Aunque se pueden hacer muchas cosas la arcilla (las variedades de tejas y ladrillos son fundamentales en la construcción), lo más conocido es la alfarería y la fabricación de todo tipo de envases. En Gipuzkoa hay buena arcilla, pero históricamente ha habido pocos alfareros; el último alfarero tradicional de Gipuzkoa fue Gregorio Aramendi, de Zegama. Las tejas y ladrillos también eran fabricados a menudo por trabajadores procedentes del País Vasco francés o de Asturias. En estos casos normalmente se trataba de contratos temporales, firmados por ayuntamientos o particulares, en los que se determinaba dónde y cómo se obtenía la materia prima y el combustible y a quién correspondía la producción.

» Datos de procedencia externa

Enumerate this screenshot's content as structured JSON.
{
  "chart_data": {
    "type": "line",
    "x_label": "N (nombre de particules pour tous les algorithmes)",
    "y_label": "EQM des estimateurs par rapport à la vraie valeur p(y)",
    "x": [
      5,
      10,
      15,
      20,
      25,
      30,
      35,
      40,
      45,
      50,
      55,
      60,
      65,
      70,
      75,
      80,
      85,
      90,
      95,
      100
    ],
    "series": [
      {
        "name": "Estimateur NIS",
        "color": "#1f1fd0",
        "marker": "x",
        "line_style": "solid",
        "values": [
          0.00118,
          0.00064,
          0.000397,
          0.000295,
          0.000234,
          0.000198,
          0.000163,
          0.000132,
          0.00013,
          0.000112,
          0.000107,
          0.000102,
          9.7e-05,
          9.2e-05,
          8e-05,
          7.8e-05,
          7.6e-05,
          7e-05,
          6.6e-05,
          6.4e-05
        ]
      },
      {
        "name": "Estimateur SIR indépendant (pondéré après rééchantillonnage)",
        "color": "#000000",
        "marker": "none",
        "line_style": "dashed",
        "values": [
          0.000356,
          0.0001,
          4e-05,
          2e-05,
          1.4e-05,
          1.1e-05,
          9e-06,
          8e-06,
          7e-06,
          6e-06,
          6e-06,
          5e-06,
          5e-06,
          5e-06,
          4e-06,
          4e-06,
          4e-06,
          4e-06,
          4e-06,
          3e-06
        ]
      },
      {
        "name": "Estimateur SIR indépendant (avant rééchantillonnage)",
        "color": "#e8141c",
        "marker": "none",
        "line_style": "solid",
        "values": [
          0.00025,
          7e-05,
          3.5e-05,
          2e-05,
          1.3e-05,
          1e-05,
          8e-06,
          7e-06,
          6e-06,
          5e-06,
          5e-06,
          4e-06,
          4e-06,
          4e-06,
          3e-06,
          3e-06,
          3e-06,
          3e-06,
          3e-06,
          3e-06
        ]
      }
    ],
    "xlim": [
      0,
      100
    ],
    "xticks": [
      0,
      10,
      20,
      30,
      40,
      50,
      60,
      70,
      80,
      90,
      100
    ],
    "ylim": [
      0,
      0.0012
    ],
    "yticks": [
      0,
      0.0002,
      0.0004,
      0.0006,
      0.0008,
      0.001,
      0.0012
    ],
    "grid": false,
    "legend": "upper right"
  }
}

Es cierto que la arcilla de nuestro entorno era buena para hacer todo tipo de vasijas para el almacenamiento cántaras, jarras y líquidos; pero no para el fuego: "al ponerse al fuego se sabe cómo es el recipiente" dice el refrán, convirtiendo el problema práctico en metáfora. La mayoría de las ollas de Gipuzkoa habían sido elaboradas por mujeres y provenían de las provincias de Zamora y Valladolid: los alfareros guipuzcoanos las compraban allá, las traían, les daban un esmalte blanco y las vendían.
En Euskadi los alfareros eran hombres. Cuando parecía que la profesión estaba a punto de desaparecer, una mujer, Blanca Gómez de Segura, decidió formarse con José Ortiz de Zárate y se convirtió no sólo en alfarera sino en la maestra de generaciones posteriores. Entre las piezas que fabrica, quizá la más emblemática sea el cántaro vasco, el que se utilizaba para traer agua y se ponía sorbe la cabeza.
En el barrio Ollerías de Elosu (Álava) se puede visitar tanto el taller de Blanca como el museo.